Ant-Man, the latest episode, err, entry in the Marvel Cinematic Universe scurries into theaters this weekend. Kevin Nye will be providing our full review of the film early next week, so I’m not going to get into too many “review-ish” specifics here. I’ll let him handle the 50-times-his-own-body-weight heavy lifting on this one. I’ll just say that Ant-Man is fun and more fleet-footed than its world-avenging older brothers. It’s a smaller movie (no pun intended) than most superhero fare, subsituting heist-caper hijinks for endangered-Earth exploits. Ant-Man is aware of this too, and includes a humerous one-liner at one point to make sure we’re aware that it’s aware. I enjoyed Ant-Man quite a bit.

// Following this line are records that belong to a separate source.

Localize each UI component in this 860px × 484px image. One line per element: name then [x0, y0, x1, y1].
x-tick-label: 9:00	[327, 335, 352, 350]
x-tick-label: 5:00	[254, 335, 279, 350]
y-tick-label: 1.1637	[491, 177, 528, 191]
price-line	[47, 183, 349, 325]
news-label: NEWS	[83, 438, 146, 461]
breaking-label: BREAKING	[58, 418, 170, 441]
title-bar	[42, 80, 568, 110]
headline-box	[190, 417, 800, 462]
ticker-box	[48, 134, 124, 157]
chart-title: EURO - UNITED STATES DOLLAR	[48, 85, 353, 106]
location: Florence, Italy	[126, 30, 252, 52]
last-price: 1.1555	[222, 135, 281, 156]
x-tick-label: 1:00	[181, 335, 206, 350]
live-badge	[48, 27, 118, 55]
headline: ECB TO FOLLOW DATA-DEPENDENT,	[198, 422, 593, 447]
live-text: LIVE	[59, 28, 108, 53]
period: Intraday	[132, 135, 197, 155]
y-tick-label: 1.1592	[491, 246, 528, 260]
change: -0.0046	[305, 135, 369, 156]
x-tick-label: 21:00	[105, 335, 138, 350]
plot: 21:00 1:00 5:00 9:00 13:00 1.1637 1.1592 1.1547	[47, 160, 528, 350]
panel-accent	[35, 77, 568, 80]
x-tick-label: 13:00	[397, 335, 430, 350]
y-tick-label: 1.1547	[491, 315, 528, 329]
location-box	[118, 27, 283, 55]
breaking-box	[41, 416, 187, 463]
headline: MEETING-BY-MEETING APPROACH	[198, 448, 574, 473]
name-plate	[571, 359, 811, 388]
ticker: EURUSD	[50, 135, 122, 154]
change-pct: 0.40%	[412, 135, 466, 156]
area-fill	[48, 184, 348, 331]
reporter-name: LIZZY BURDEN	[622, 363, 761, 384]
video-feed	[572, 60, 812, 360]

Ant-Man’s production history has been more troubled than other Marvel movies, and that conflict is evident on screen. There’s another smarter, more sarcastic, more visually inventive film crawling around just beneath the surface of this movie. That movie would have clashed with the style and tone of the rest of the Marvel movies, so maybe it’s good that Marvel was successful at keeping the ants in the farm on this one. They do have a product to protect, after all, and the financial stakes are too high to let an off-kilter sensibility expose the cracks in their meta-narrative and method.

Maybe 2016 will be the year when we reach peak superhero movie saturation—there are six superhero films slated for 2016 at this point—and filmmakers will begin to poke at the superhero genre in ways that do more than bolster its most beloved aspects. Six superhero films in a year sounds like a lot. It only feels like a lot though because of the amount of marketing surrounding these films. In the hey-day (or should it be hay-day) of the Western genre, studios were cranking out more than one hundred Westerns per year. Film were released differently then, and the kind of marketing we’re used to now didn’t emerge until the late 1970s, so more movies likely felt like less movies. I think that when some of us critics say we’re tired of superhero movies, what we might actually be tired of is the hoopla surrounding them.

We, or at least I, long for the kind of 1960s revisionism that followed peak 1950s Western production. Revisionism picks at the underlying assumptions that fuel a genre, and the Superhero genre, with all its gee-golly hero worship, thinly veiled jingoism, and wobbly world-building, seems ripe for the picking. Revisionism is helped by having the same actors who made the genre famous step into revisionist roles. Think of John Wayne in The Searchers, where “the Duke’s” long-subterranean racism is exposed for the horror it is, or Henry Fonda in Once Upon A Time in the West, where the paragon of 50’s virtue dons a black hat and uses and manipulates everyone in sight to get whatever he wants, or, perhaps most famously, Clint Eastwood in Leone’s Dollars trilogy, where Rawhide’s good-natured but volatile Rowdy Yates finally lets loose.

Maybe they made Watchmen too soon. We need another version, since remakes are the bread and butter of the superhero film industry anyway. Chris Evans and Jennifer Lawrence can play Nite Owl and Silk Spectre II, respectively. I think they’d both enjoy that. Cast Christian Bale as Rorschach, Hugh Jackman as the Comedian, Robert Downey Jr. as Ozymandias, and a fully shaved Chris Pratt as Dr. Manhattan. Can we get Tarantino to direct it? A boy can dream.

In the meantime though, we have Ant-Man, the Suicide Squad, Batman—versus—Superman, Fantastic Four and Spider-Man and Deadpool regurgitations, more X-Men (and X-Women) than I could ever name, Dr. Strange(?), Wonder Woman (finally), and a host of other super-powered heroes and villains to contend with on a regular basis. At least the productions employ thousands of people. At least the movies aren’t boring. At least a whole sub-culture of people finally feels validated on an international level. At least Mystery Men exists, and at least Batman: The Animated Series is available to stream via Amazon Prime any time I need to be reminded how great superhero cinema can be when it doesn’t pretend to be the most important thing in the world.